Он протянул руку и заглянул снизу в суровое лицо Власова. На лбу Власова возле правого глаза темнел давний шрам. Они попрощались. Марк Осипович помахал ему вслед рукой и повернул в обратную сторону. На темном небе загорались первые звезды.

Долго бродил Марк Осипович под этими звездами по растревоженной Соломбале, то заходя в дома рабочих, то снова выходя на темные улицы. К полуночи Соломбала затихла. Улицы опустели. Марк Осипович заспешил домой.

У моста, перекинутого на городской берег, Марк Осипович нагнал высокую пожилую женщину, и тут их обоих едва не задержали. Какие-то люди выкатывали на мост бревна и уже перегородили ими дорогу.

Будь Марк Осипович один, он, верно, так и застрял бы на ночь в Соломбале. Но задержанная вместе с ним женщина вдруг по вдохновению назвала Марка Осиповича доктором и потащила его за рукав с моста. Их пропустили, и они продолжали путь вместе.

- Вы что же, в самом деле за врачом ходили? - спросил Марк Осипович, любопытствующий всегда и при всяких обстоятельствах.

- Нет, - сказала женщина отрывисто. - Мне нужно было попасть в город во что бы то ни стало. Вы меня простите, что я так бесцеремонна с вами. Иногда приходится.

- Ну вот, - почти обиделся Марк Осипович. - Это чепуха, пожалуйста, чего там…

Они пошли быстрей. Город притих, затаился, но не спал. Во многих окнах горел свет. Кое-где мелькали припадающие к заборам тени, кое-где поблескивал штык.

Повернув на Поморскую, они услышали за спиной цокот копыт. По улице с гортанным гиком скакали три всадника. Марк Осипович и его спутница прибавили шагу. Цокот за спиной нарастал, как лавина.

- Сюда, сюда, - тихонько вскрикнула женщина и вбежала в калитку. Марк Осипович метнулся за ней. Всадники промчались мимо.

 

Глава девятая.

НОВЫЕ ЗНАКОМСТВА

Письмо обогнало Митю. Оно успело проскочить с последним поездом. Илюша, перечтя письмо трижды, всё не мог на нём сосредоточиться. Он был в состоянии какого-то горького рассеяния. Все его планы рушились. Дорога на Петроград закрыта. Подготовка в университет пошла прахом. Всё, что ему оставалось, это проторенная дорожка от дома до аптеки. Завтра утром он снова отправится в аптеку, и всё пойдет по-старому.

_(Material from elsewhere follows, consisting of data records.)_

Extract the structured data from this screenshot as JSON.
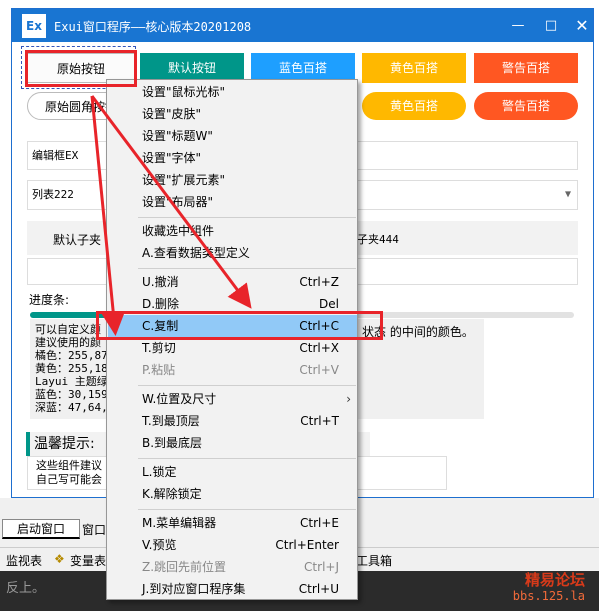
{
  "window": {
    "icon_text": "Ex",
    "title": "Exui窗口程序——核心版本20201208",
    "min_glyph": "—",
    "max_glyph": "□",
    "close_glyph": "✕"
  },
  "buttons_row1": {
    "original": "原始按钮",
    "default": "默认按钮",
    "blue": "蓝色百搭",
    "yellow": "黄色百搭",
    "warning": "警告百搭"
  },
  "buttons_row2": {
    "original_round": "原始圆角按钮",
    "yellow": "黄色百搭",
    "warning": "警告百搭"
  },
  "editbox": {
    "value": "编辑框EX"
  },
  "listbox": {
    "value": "列表222"
  },
  "tabs": {
    "first": "默认子夹",
    "fourth": "子夹444"
  },
  "progress": {
    "label": "进度条:",
    "value_fraction": 0.15
  },
  "info": {
    "lines": [
      "可以自定义颜",
      "建议使用的颜",
      "橘色：255,87",
      "黄色：255,18",
      "Layui 主题绿",
      "蓝色：30,159",
      "深蓝：47,64,"
    ],
    "right_text": "状态 的中间的颜色。"
  },
  "tip": {
    "heading": "温馨提示:",
    "line1": "这些组件建议",
    "line2": "自己写可能会"
  },
  "ide": {
    "tab_start": "启动窗口",
    "tab_win": "窗口",
    "bottom_monitor": "监视表",
    "bottom_vars": "变量表",
    "bottom_toolbox": "工具箱",
    "status_text": "反上。"
  },
  "watermark": {
    "line1": "精易论坛",
    "line2": "bbs.125.la"
  },
  "context_menu": {
    "items": [
      {
        "label": "设置\"鼠标光标\""
      },
      {
        "label": "设置\"皮肤\""
      },
      {
        "label": "设置\"标题W\""
      },
      {
        "label": "设置\"字体\""
      },
      {
        "label": "设置\"扩展元素\""
      },
      {
        "label": "设置\"布局器\""
      },
      {
        "label": "收藏选中组件"
      },
      {
        "label": "A.查看数据类型定义"
      },
      {
        "label": "U.撤消",
        "shortcut": "Ctrl+Z"
      },
      {
        "label": "D.删除",
        "shortcut": "Del"
      },
      {
        "label": "C.复制",
        "shortcut": "Ctrl+C"
      },
      {
        "label": "T.剪切",
        "shortcut": "Ctrl+X"
      },
      {
        "label": "P.粘贴",
        "shortcut": "Ctrl+V"
      },
      {
        "label": "W.位置及尺寸",
        "submenu": "›"
      },
      {
        "label": "T.到最顶层",
        "shortcut": "Ctrl+T"
      },
      {
        "label": "B.到最底层"
      },
      {
        "label": "L.锁定"
      },
      {
        "label": "K.解除锁定"
      },
      {
        "label": "M.菜单编辑器",
        "shortcut": "Ctrl+E"
      },
      {
        "label": "V.预览",
        "shortcut": "Ctrl+Enter"
      },
      {
        "label": "Z.跳回先前位置",
        "shortcut": "Ctrl+J"
      },
      {
        "label": "J.到对应窗口程序集",
        "shortcut": "Ctrl+U"
      }
    ]
  }
}
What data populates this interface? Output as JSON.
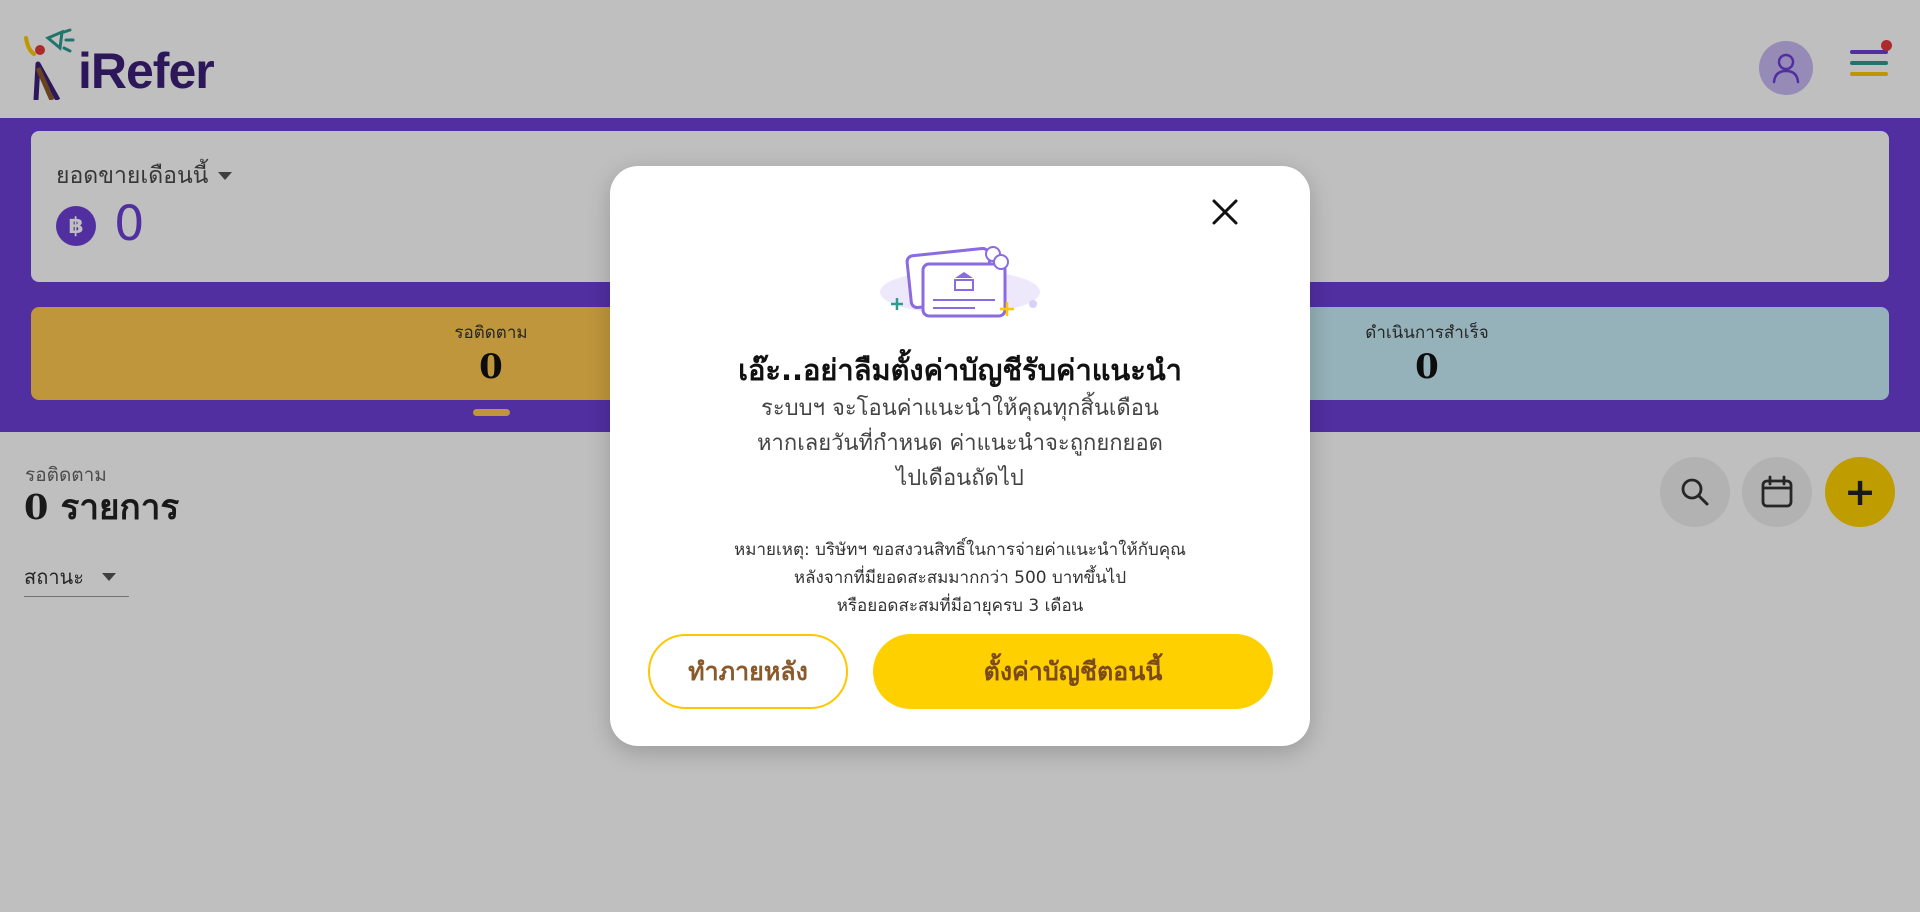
{
  "header": {
    "logo_text": "iRefer",
    "avatar_icon": "user-icon",
    "menu_icon": "hamburger-menu-icon",
    "menu_bar_colors": [
      "#6d3fd6",
      "#2a9d8f",
      "#ffc700"
    ],
    "notification_dot_color": "#e5383b"
  },
  "sales": {
    "label": "ยอดขายเดือนนี้",
    "currency_symbol": "฿",
    "value": "0"
  },
  "stats": [
    {
      "label": "รอติดตาม",
      "value": "0",
      "color": "#ffc850"
    },
    {
      "label": "ดำเนินการสำเร็จ",
      "value": "0",
      "color": "#c7ecf7"
    }
  ],
  "list": {
    "section_label": "รอติดตาม",
    "count_text": "0 รายการ",
    "status_filter": "สถานะ"
  },
  "actions": {
    "search_icon": "search-icon",
    "calendar_icon": "calendar-icon",
    "add_label": "+"
  },
  "modal": {
    "title": "เอ๊ะ..อย่าลืมตั้งค่าบัญชีรับค่าแนะนำ",
    "body_lines": [
      "ระบบฯ จะโอนค่าแนะนำให้คุณทุกสิ้นเดือน",
      "หากเลยวันที่กำหนด ค่าแนะนำจะถูกยกยอด",
      "ไปเดือนถัดไป"
    ],
    "note_lines": [
      "หมายเหตุ: บริษัทฯ ขอสงวนสิทธิ์ในการจ่ายค่าแนะนำให้กับคุณ",
      "หลังจากที่มียอดสะสมมากกว่า 500 บาทขึ้นไป",
      "หรือยอดสะสมที่มีอายุครบ 3 เดือน"
    ],
    "later_button": "ทำภายหลัง",
    "setup_button": "ตั้งค่าบัญชีตอนนี้",
    "illustration_icon": "bank-card-icon",
    "close_icon": "close-icon"
  },
  "colors": {
    "brand_purple": "#6d3fd6",
    "accent_yellow": "#ffd000",
    "overlay": "rgba(0,0,0,0.25)"
  }
}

Илюша оглядел знакомые предметы: кряхтящий от старости обеденный стол, колченогие стулья, вылинявшие обои, тряпку, затыкающую душник. Он снова возвратился в этот мир, и надо было снова привыкать к нему.

Впрочем, Илюша не углублялся в свои ощущения. Ему просто было грустно, и он в четвертый раз принялся за письмо. Митя писал о Волге, о Москве, о златоустовских пролетариях, об акулах империализма. Он жил в огромном пространстве и в сильном движении. Илюша завидовал ему.

- От кого это? - спросила Софья Моисеевна, вытирая фартуком стол и кивая на письмо.

- От Мити Рыбакова, - ответил Илюша, пряча письмо в карман.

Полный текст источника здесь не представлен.